If the wear occurs only in one spot or section of the tyre, this is called a spot wear. It can be brought about by faulty suspension, faulty brake components, or faulty rotating parts. It can also be due to a dynamic imbalance in the tyre and rim assembly or even an excessive runout of this assembly. Underinflation could also bring about spot wear as well as rapid starts and sudden stops.
Not to be confused with spot wear, diagonal wear typically occurs on tread components, usually following a diagonal pattern. The causes are somewhat similar to having spot wear although improper wheel alignment and failure to rotate the tyres are fairly common.
If you see the ribs or the tread block forming a feather-edged pattern of wear, this is often an indication of a faulty toe-in in your wheel alignment. It could also be because of a bent axle beam.

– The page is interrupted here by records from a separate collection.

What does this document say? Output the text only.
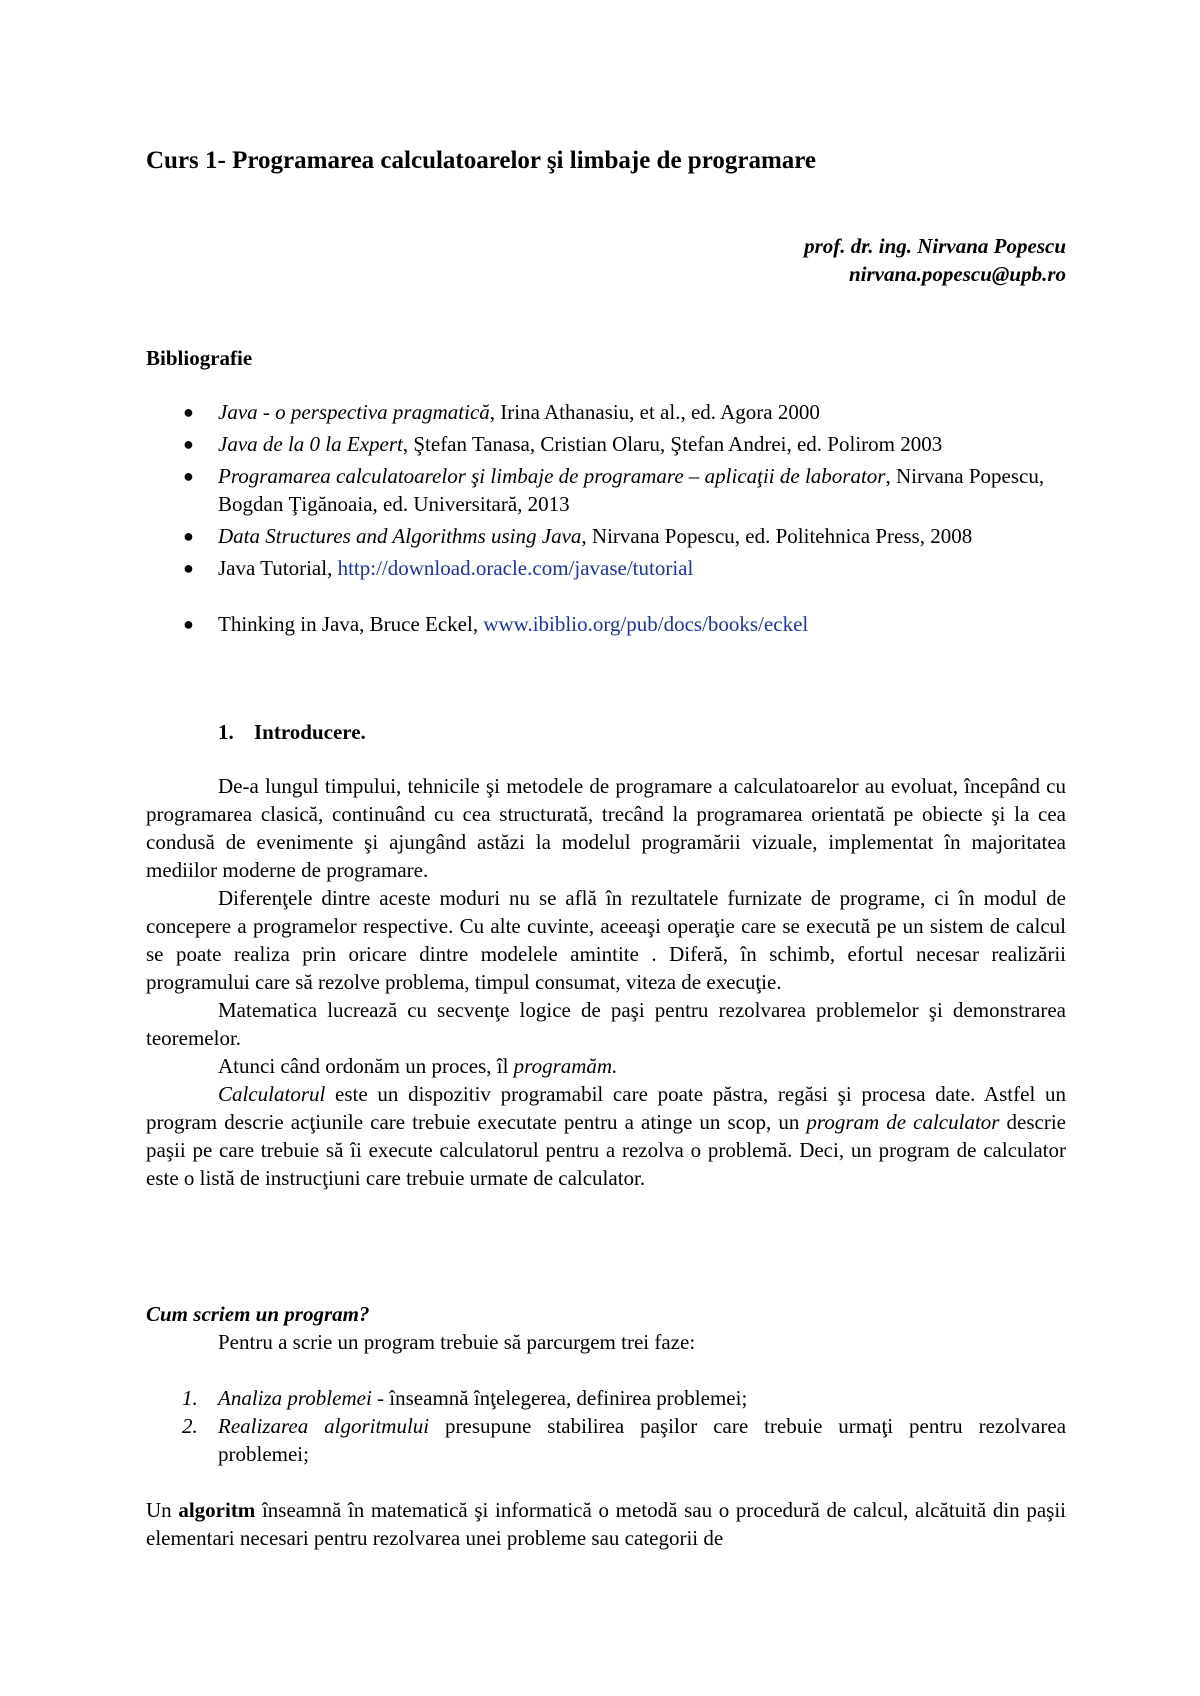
Curs 1- Programarea calculatoarelor şi limbaje de programare
prof. dr. ing. Nirvana Popescu
nirvana.popescu@upb.ro
Bibliografie
● Java - o perspectiva pragmatică, Irina Athanasiu, et al., ed. Agora 2000
● Java de la 0 la Expert, Ştefan Tanasa, Cristian Olaru, Ştefan Andrei, ed. Polirom 2003
● Programarea calculatoarelor şi limbaje de programare – aplicaţii de laborator, Nirvana Popescu, Bogdan Ţigănoaia, ed. Universitară, 2013
● Data Structures and Algorithms using Java, Nirvana Popescu, ed. Politehnica Press, 2008
● Java Tutorial, http://download.oracle.com/javase/tutorial
● Thinking in Java, Bruce Eckel, www.ibiblio.org/pub/docs/books/eckel
1. Introducere.

De-a lungul timpului, tehnicile şi metodele de programare a calculatoarelor au evoluat, începând cu programarea clasică, continuând cu cea structurată, trecând la programarea orientată pe obiecte şi la cea condusă de evenimente şi ajungând astăzi la modelul programării vizuale, implementat în majoritatea mediilor moderne de programare.

Diferenţele dintre aceste moduri nu se află în rezultatele furnizate de programe, ci în modul de concepere a programelor respective. Cu alte cuvinte, aceeaşi operaţie care se execută pe un sistem de calcul se poate realiza prin oricare dintre modelele amintite . Diferă, în schimb, efortul necesar realizării programului care să rezolve problema, timpul consumat, viteza de execuţie.

Matematica lucrează cu secvenţe logice de paşi pentru rezolvarea problemelor şi demonstrarea teoremelor.

Atunci când ordonăm un proces, îl programăm.

Calculatorul este un dispozitiv programabil care poate păstra, regăsi şi procesa date. Astfel un program descrie acţiunile care trebuie executate pentru a atinge un scop, un program de calculator descrie paşii pe care trebuie să îi execute calculatorul pentru a rezolva o problemă. Deci, un program de calculator este o listă de instrucţiuni care trebuie urmate de calculator.

Cum scriem un program?
Pentru a scrie un program trebuie să parcurgem trei faze:
1. Analiza problemei - înseamnă înţelegerea, definirea problemei;
2. Realizarea algoritmului presupune stabilirea paşilor care trebuie urmaţi pentru rezolvarea problemei;
Un algoritm înseamnă în matematică şi informatică o metodă sau o procedură de calcul, alcătuită din paşii elementari necesari pentru rezolvarea unei probleme sau categorii de
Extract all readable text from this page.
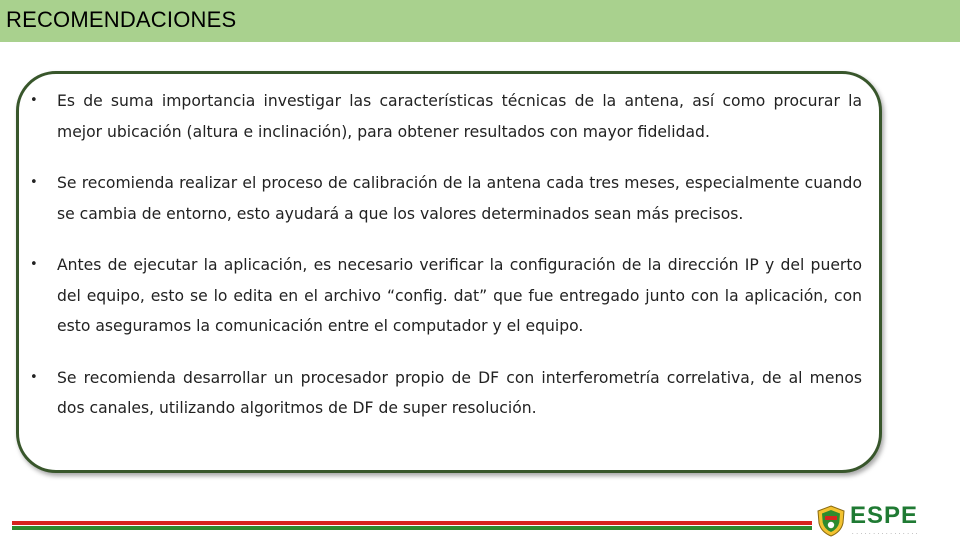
RECOMENDACIONES
• Es de suma importancia investigar las características técnicas de la antena, así como procurar la mejor ubicación (altura e inclinación), para obtener resultados con mayor fidelidad.
• Se recomienda realizar el proceso de calibración de la antena cada tres meses, especialmente cuando se cambia de entorno, esto ayudará a que los valores determinados sean más precisos.
• Antes de ejecutar la aplicación, es necesario verificar la configuración de la dirección IP y del puerto del equipo, esto se lo edita en el archivo “config. dat” que fue entregado junto con la aplicación, con esto aseguramos la comunicación entre el computador y el equipo.
• Se recomienda desarrollar un procesador propio de DF con interferometría correlativa, de al menos dos canales, utilizando algoritmos de DF de super resolución.
ESPE
· · · · · · · · · · · · · · · ·
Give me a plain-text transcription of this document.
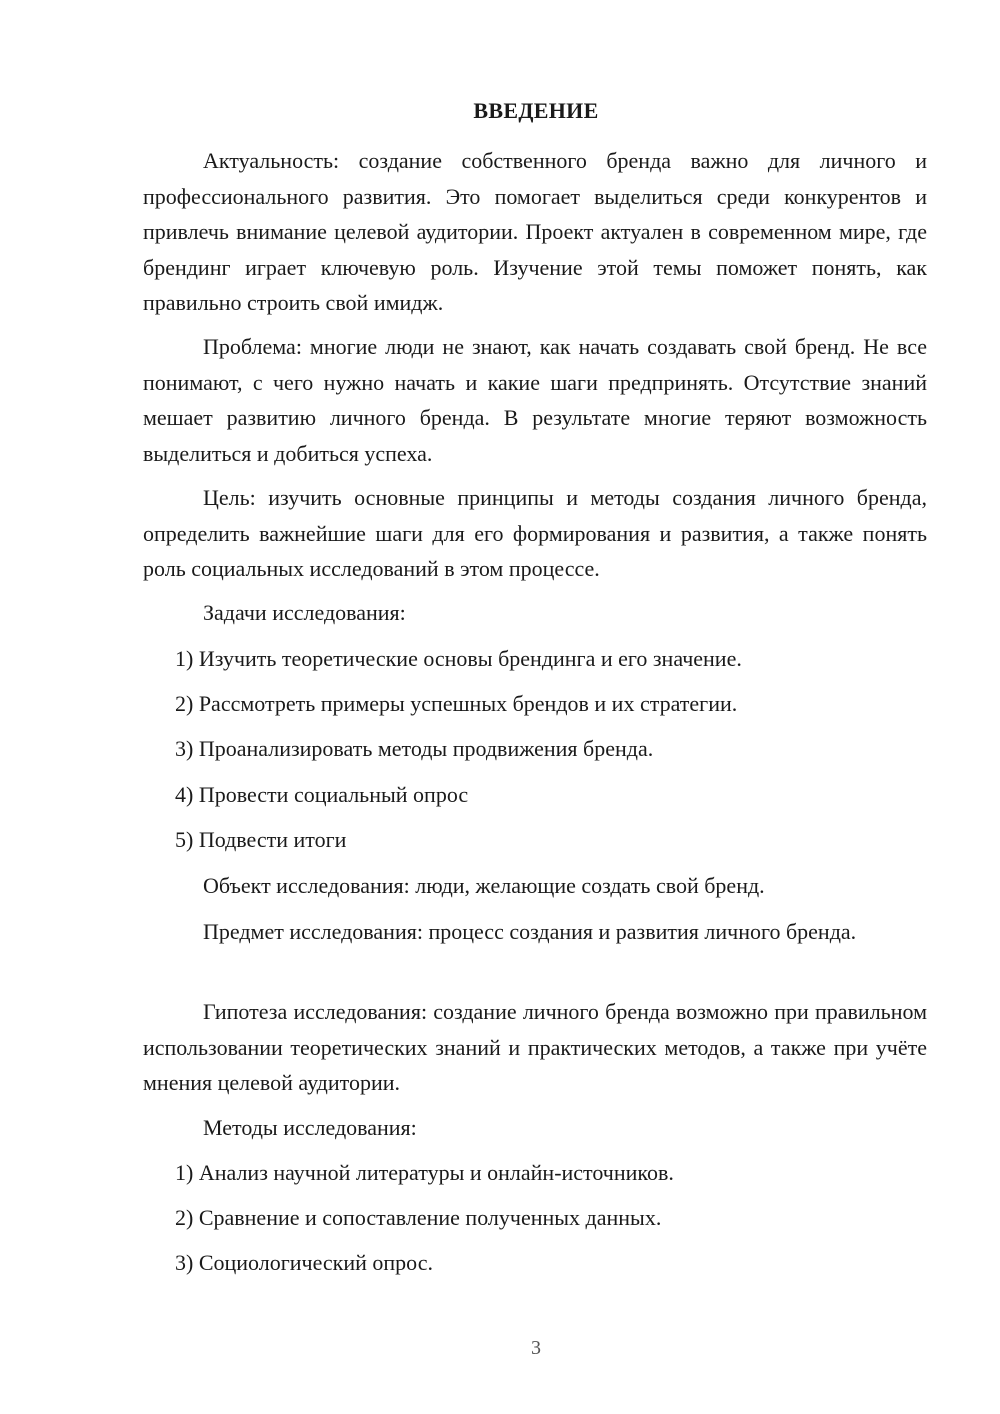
ВВЕДЕНИЕ

Актуальность: создание собственного бренда важно для личного и профессионального развития. Это помогает выделиться среди конкурентов и привлечь внимание целевой аудитории. Проект актуален в современном мире, где брендинг играет ключевую роль. Изучение этой темы поможет понять, как правильно строить свой имидж.

Проблема: многие люди не знают, как начать создавать свой бренд. Не все понимают, с чего нужно начать и какие шаги предпринять. Отсутствие знаний мешает развитию личного бренда. В результате многие теряют возможность выделиться и добиться успеха.

Цель: изучить основные принципы и методы создания личного бренда, определить важнейшие шаги для его формирования и развития, а также понять роль социальных исследований в этом процессе.

Задачи исследования:
1) Изучить теоретические основы брендинга и его значение.
2) Рассмотреть примеры успешных брендов и их стратегии.
3) Проанализировать методы продвижения бренда.
4) Провести социальный опрос
5) Подвести итоги
Объект исследования: люди, желающие создать свой бренд.

Предмет исследования: процесс создания и развития личного бренда.

Гипотеза исследования: создание личного бренда возможно при правильном использовании теоретических знаний и практических методов, а также при учёте мнения целевой аудитории.

Методы исследования:
1) Анализ научной литературы и онлайн-источников.
2) Сравнение и сопоставление полученных данных.
3) Социологический опрос.
3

This is quite easy to check since modern car tyres now have tread wear indicators built-in. A bar of rubber is molded right into the tread rubber usually at a depth of 2 millimeters. If your tyres tread becomes flush with the rubber bar indicator it simply means you now need to change your tyres as you’ve already used up about 2 millimeters worth of rubber.
One of the most common reasons for uneven wear in tyres is the failure to rotate the wheels in a regular manner. Don’t be confused by the term “rotating” as it has nothing to do with physically moving the tyre in the axis of its wheels. Rotating tyres simply means swapping the front and rear rubbers to make sure that wear is even. As a general rule, you need to rotate your tyres after every 5,000 miles even though there are no signs of wear. Here’s a quick rundown of how to rotate your compounds depending on the system present in your car.
- For front-wheel drives with non-unidirectional tyres, the front can be swapped with the rear on the same side while the rear should be moved up front on the opposing side. For example, swap the right front tyre with the right rear tyre. The right rear tyre will swap with the left front tyre.
- For rear-wheel drives with non-unidirectional tyres, you can swap the tyres using the same principle as in front-wheel drives with non-unidirectional tyres except that the front tyres need to be swapped with the rear tyres on the opposite side of the vehicle. So, swap the right front tyre with the left rear tyre. The rear tyres swap directly with the front tyres on the same side.
- For 4WD with non-unidirectional tyres, you can swap both front and rear tyres with the tyres on the opposing side. So, right front tyre swaps with left rear tyre and left front tyre swaps with right rear tyre.
- For unidirectional tyres, swapping occurs on the same side. This means front and rear tyres can only be swapped with the tyre on the same side. For example, right front with right rear or left front with left rear.
Your car’s overall safety especially on the road is dependent on a variety of factors. However, since it is actually your tyres that are in constant contact with the road surface, it is important to keep these rotating rubber compounds in top shape. Understanding the different types of car tyres including their construction and tread patterns as well as the different markings on their sidewalls can help pave the way to better appreciation of the importance of this integral part of any modern vehicle.